İbadetlerin esrarı, yani gizli hükümleri, okumakla öğrenilmez. Sırlar, bilenlerin değil, görenlerin nazarına açarlar kendilerini.
Zahire değil, bâtına bakanların nazarlarına.
İbadetlerin esrarı okumakla elde edilmez bu
yüzden. Yaşamak gerek. Bizzat nefsinde görmek gerek. Açlığı bütün hücrelerine
kadar hissetmek gerek.
Efendimiz, düşünmek ibadetin yarısıdır, az
yemekse ibadetin ta kendisidir, diye buyurur.
Orucun Arapçası savm ve siyamdır ve her
iki kelimenin anlamı da tutmak’tır.
Nefsi tutmaktır, tutulması gereken ne varsa, ondan: yiyecekten, içecekten,
şehvetten, öfkeden, kinden, nefretten, hasedden, sevgisizlikten,
hayvanlıktan.
İştah ve şehvet, iki sözcük de aynı kökten.
Adem ile Havva, yaşam ağacından yedikleri için cenneten kovulmuşlardı.
Ne garip değil mi, iştah ile şehveti bir araya getiren bir eyleme kalkışmaktı
bütün suçları. Yemek.
Türkçe’de hem isim, hem fiil: yemek yemek.
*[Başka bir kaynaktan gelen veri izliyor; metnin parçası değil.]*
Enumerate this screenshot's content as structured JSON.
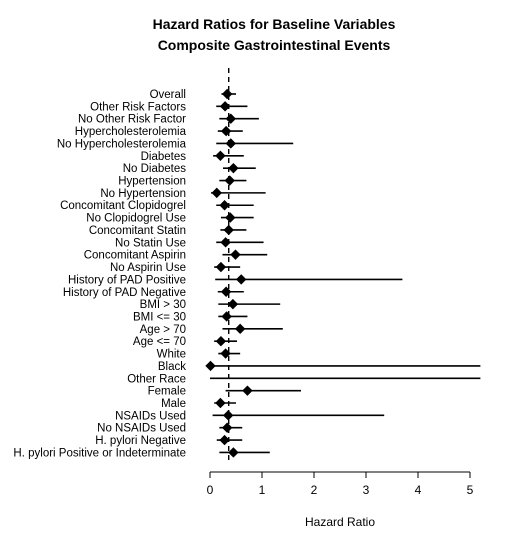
{
  "chart_data": {
    "type": "forest",
    "title_line1": "Hazard Ratios for Baseline Variables",
    "title_line2": "Composite Gastrointestinal Events",
    "xlabel": "Hazard Ratio",
    "xlim": [
      0,
      5.2
    ],
    "xticks": [
      0,
      1,
      2,
      3,
      4,
      5
    ],
    "reference_line": 0.36,
    "rows": [
      {
        "label": "Overall",
        "hr": 0.33,
        "lo": 0.22,
        "hi": 0.5
      },
      {
        "label": "Other Risk Factors",
        "hr": 0.29,
        "lo": 0.12,
        "hi": 0.72
      },
      {
        "label": "No Other Risk Factor",
        "hr": 0.4,
        "lo": 0.18,
        "hi": 0.94
      },
      {
        "label": "Hypercholesterolemia",
        "hr": 0.31,
        "lo": 0.15,
        "hi": 0.63
      },
      {
        "label": "No Hypercholesterolemia",
        "hr": 0.4,
        "lo": 0.12,
        "hi": 1.6
      },
      {
        "label": "Diabetes",
        "hr": 0.2,
        "lo": 0.06,
        "hi": 0.65
      },
      {
        "label": "No Diabetes",
        "hr": 0.45,
        "lo": 0.25,
        "hi": 0.88
      },
      {
        "label": "Hypertension",
        "hr": 0.38,
        "lo": 0.18,
        "hi": 0.7
      },
      {
        "label": "No Hypertension",
        "hr": 0.13,
        "lo": 0.02,
        "hi": 1.07
      },
      {
        "label": "Concomitant Clopidogrel",
        "hr": 0.28,
        "lo": 0.12,
        "hi": 0.84
      },
      {
        "label": "No Clopidogrel Use",
        "hr": 0.39,
        "lo": 0.21,
        "hi": 0.84
      },
      {
        "label": "Concomitant Statin",
        "hr": 0.36,
        "lo": 0.2,
        "hi": 0.7
      },
      {
        "label": "No Statin Use",
        "hr": 0.3,
        "lo": 0.12,
        "hi": 1.03
      },
      {
        "label": "Concomitant Aspirin",
        "hr": 0.49,
        "lo": 0.24,
        "hi": 1.1
      },
      {
        "label": "No Aspirin Use",
        "hr": 0.21,
        "lo": 0.08,
        "hi": 0.58
      },
      {
        "label": "History of PAD Positive",
        "hr": 0.6,
        "lo": 0.1,
        "hi": 3.7
      },
      {
        "label": "History of PAD Negative",
        "hr": 0.31,
        "lo": 0.15,
        "hi": 0.65
      },
      {
        "label": "BMI > 30",
        "hr": 0.44,
        "lo": 0.16,
        "hi": 1.35
      },
      {
        "label": "BMI <= 30",
        "hr": 0.32,
        "lo": 0.16,
        "hi": 0.72
      },
      {
        "label": "Age > 70",
        "hr": 0.58,
        "lo": 0.24,
        "hi": 1.4
      },
      {
        "label": "Age <= 70",
        "hr": 0.21,
        "lo": 0.08,
        "hi": 0.52
      },
      {
        "label": "White",
        "hr": 0.3,
        "lo": 0.16,
        "hi": 0.58
      },
      {
        "label": "Black",
        "hr": 0.01,
        "lo": 0.0,
        "hi": 5.2
      },
      {
        "label": "Other Race",
        "hr": null,
        "lo": 0.0,
        "hi": 5.2
      },
      {
        "label": "Female",
        "hr": 0.72,
        "lo": 0.3,
        "hi": 1.75
      },
      {
        "label": "Male",
        "hr": 0.2,
        "lo": 0.08,
        "hi": 0.5
      },
      {
        "label": "NSAIDs Used",
        "hr": 0.35,
        "lo": 0.05,
        "hi": 3.35
      },
      {
        "label": "No NSAIDs Used",
        "hr": 0.33,
        "lo": 0.18,
        "hi": 0.62
      },
      {
        "label": "H. pylori Negative",
        "hr": 0.28,
        "lo": 0.13,
        "hi": 0.62
      },
      {
        "label": "H. pylori Positive or Indeterminate",
        "hr": 0.45,
        "lo": 0.18,
        "hi": 1.15
      }
    ]
  }
}
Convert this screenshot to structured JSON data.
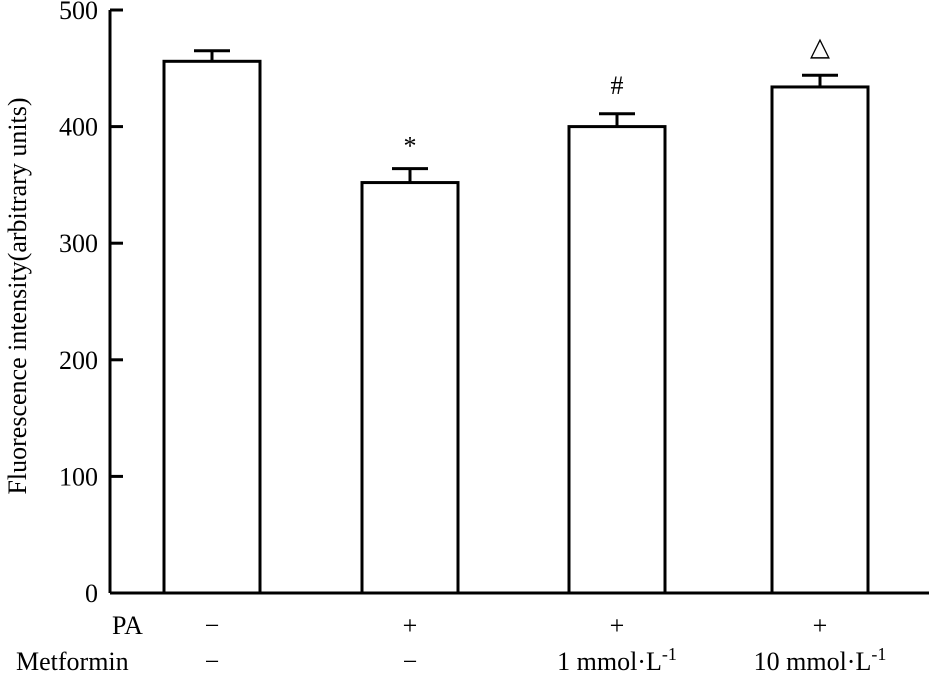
{
  "chart_data": {
    "type": "bar",
    "title": "",
    "xlabel": "",
    "ylabel": "Fluorescence intensity(arbitrary units)",
    "ylim": [
      0,
      500
    ],
    "yticks": [
      0,
      100,
      200,
      300,
      400,
      500
    ],
    "grid": false,
    "values": [
      456,
      352,
      400,
      434
    ],
    "errors": [
      9,
      12,
      11,
      10
    ],
    "significance": [
      "",
      "*",
      "#",
      "△"
    ],
    "conditions": [
      {
        "name": "PA",
        "values": [
          "−",
          "+",
          "+",
          "+"
        ]
      },
      {
        "name": "Metformin",
        "values": [
          "−",
          "−",
          "1 mmol·L",
          "10 mmol·L"
        ],
        "superscripts": [
          "",
          "",
          "-1",
          "-1"
        ]
      }
    ]
  }
}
Oruç, en azından iştah ve şehveti kontrol
altında tutmaktır. Kuvve-i şeheviye'yi.
Ve elbette, saldırganlığın her türlüsünden
uzak durmaktır, yani kuvve-i gazabiyenin dizginlerini ele geçirmektir.
Niçin?
Kalbin kapılarını açabilmek için.
Zihnî melekeleri daha kuvvetlendirebilmek
için.
Nefsin mâlâyâni işlerinden kurtulup ruhun
derinliklerine dalmak için.
Bir süreliğine de olsa hayvanlığı bırakıp
insan olduğumuzu hatırlamak için.
Aç olmakla değil ama, bile isteye aç kalmakla
varoluş arasındaki güçlü bağlantı, çağdaşlarımız tarafından görülemiyor ne
yazık ki.
Dindarlar belirli saatlerde aç kalmayı marifet
biliyorlar ve vazifelerini yaptıklarını düşünüyorlar.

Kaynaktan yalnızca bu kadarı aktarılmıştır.